Lamboy-Ruiz, Cannon Watanabe on Earnings Management in U. S. Hospitals
Melvin A Lamboy-Ruiz, James N. Cannon, and Olena Watanabe have posted The Influence of Ownership and Regulatory Scrutiny on Earnings Management in U. S. Hospitals on SSRN with the following abstract:
We examine accrual and real earnings manipulations in U.S. hospitals, where we expect differences in hospital ownership (nonprofit vs. for-profit) will result in varying incentives to manage earnings. First, we document that nonprofit hospitals have lower levels of income-increasing and income-decreasing earnings manipulations than for-profit hospitals. Second, when we partition nonprofit hospitals by states with community benefits laws, we find that this greater regulatory scrutiny is associated with lower income-decreasing and income-increasing earnings management. Further, under regulatory scrutiny, nonprofit hospitals provide a greater proportion of uncompensated (charity) care with respect to net revenue. By examining differences in regulatory scrutiny types (i.e. reporting only vs. provision only), we find that either requirement is associated with less severe earnings management.
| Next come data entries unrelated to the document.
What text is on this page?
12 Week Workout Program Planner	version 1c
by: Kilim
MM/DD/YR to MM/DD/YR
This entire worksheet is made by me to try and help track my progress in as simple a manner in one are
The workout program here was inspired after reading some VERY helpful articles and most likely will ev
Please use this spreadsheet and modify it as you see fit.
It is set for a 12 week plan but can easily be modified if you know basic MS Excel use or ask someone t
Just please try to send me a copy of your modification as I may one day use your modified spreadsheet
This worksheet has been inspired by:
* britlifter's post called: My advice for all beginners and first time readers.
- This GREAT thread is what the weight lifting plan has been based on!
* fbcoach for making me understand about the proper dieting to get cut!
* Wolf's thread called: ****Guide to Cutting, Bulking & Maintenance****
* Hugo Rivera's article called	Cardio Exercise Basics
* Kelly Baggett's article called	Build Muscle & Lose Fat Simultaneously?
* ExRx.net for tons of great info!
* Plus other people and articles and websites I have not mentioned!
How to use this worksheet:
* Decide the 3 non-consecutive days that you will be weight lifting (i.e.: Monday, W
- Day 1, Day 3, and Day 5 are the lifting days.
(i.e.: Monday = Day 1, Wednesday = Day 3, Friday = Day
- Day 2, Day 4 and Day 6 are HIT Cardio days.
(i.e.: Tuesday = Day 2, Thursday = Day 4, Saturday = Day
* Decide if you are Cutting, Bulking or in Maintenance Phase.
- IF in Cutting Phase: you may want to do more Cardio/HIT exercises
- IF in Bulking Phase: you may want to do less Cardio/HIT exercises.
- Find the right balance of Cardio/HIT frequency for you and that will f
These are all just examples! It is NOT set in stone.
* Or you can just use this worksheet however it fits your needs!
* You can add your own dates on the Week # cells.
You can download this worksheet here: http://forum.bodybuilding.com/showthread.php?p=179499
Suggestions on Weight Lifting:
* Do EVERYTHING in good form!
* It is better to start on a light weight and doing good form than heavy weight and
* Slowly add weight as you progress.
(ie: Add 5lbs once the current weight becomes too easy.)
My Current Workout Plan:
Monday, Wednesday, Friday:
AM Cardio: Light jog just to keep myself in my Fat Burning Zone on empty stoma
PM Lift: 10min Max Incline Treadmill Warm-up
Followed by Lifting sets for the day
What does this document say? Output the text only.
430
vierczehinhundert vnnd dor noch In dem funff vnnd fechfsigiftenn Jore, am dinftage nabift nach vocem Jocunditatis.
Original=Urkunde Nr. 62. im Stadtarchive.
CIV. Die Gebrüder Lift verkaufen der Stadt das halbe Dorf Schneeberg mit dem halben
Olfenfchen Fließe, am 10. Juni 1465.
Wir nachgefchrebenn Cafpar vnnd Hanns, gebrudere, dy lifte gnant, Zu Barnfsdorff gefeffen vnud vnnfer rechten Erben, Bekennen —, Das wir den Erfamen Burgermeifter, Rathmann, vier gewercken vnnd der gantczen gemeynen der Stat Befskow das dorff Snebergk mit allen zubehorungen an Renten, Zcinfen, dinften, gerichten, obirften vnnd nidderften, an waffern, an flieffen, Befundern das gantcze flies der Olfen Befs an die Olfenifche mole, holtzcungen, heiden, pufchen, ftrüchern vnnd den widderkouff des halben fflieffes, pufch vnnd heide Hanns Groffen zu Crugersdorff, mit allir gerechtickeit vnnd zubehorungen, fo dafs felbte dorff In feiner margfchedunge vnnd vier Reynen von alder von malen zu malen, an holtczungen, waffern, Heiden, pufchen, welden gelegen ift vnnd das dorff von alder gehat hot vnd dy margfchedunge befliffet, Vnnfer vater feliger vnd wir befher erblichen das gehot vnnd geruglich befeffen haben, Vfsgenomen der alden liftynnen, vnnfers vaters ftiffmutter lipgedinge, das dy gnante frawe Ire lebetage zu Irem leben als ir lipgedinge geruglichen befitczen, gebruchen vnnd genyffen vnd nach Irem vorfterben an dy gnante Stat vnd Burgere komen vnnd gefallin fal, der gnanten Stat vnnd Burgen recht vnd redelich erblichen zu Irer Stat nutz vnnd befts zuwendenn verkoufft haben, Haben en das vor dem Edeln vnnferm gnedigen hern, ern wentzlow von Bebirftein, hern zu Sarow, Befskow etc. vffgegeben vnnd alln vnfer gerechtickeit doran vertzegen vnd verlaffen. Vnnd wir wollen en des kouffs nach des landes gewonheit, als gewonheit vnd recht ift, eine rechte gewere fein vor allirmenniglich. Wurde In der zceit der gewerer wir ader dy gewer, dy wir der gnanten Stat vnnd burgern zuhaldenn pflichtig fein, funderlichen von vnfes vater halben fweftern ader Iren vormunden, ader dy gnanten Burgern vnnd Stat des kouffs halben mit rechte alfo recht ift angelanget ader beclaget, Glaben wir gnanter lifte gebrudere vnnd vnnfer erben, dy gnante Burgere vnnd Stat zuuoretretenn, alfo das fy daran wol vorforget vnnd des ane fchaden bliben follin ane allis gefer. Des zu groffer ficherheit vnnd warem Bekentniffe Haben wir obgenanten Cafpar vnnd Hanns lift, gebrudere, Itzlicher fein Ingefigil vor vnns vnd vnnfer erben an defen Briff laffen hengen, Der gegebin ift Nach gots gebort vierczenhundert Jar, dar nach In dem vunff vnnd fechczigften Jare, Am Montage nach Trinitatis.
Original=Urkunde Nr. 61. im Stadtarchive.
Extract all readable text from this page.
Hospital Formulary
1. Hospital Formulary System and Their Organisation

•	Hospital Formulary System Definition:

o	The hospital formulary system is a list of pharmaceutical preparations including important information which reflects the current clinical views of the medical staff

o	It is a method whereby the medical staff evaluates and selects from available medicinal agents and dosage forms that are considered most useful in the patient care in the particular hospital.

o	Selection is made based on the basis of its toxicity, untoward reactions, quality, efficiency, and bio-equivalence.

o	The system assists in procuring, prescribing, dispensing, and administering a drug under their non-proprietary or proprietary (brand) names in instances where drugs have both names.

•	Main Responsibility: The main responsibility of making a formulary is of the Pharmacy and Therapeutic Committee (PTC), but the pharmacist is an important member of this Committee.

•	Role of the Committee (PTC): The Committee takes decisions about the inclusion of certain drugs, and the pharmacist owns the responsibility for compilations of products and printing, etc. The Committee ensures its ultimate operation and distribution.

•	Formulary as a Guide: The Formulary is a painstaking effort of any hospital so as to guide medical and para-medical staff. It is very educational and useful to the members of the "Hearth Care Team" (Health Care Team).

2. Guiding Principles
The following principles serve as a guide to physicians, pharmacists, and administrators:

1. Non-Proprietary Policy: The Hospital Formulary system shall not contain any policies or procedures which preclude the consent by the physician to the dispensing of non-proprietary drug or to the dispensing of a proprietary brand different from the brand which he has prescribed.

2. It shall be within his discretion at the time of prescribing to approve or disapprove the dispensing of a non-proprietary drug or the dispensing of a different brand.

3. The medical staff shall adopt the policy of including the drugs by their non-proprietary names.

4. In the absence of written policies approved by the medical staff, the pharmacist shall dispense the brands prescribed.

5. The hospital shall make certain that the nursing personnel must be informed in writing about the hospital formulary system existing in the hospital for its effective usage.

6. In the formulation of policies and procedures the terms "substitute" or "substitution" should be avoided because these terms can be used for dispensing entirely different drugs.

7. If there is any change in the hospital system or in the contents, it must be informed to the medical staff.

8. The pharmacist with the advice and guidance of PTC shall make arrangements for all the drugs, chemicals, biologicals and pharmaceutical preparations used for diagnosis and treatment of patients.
Turning to actual patient care provided, we document that hospitals under regulatory scrutiny provide more uncompensated care, while reporting less compensated care costs as a proportion of net revenue. Notably, the higher uncompensated care observed under regulatory scrutiny is associated with the community benefits provision only requirement, but not with the reporting only requirement. Overall, our findings suggest that reporting incentives associated with ownership and those influenced by increased regulatory scrutiny help to improve earnings quality, and that the provision requirement alone benefits stakeholders more than reporting requirement alone by incentivizing nonprofit hospitals to offer more community benefits.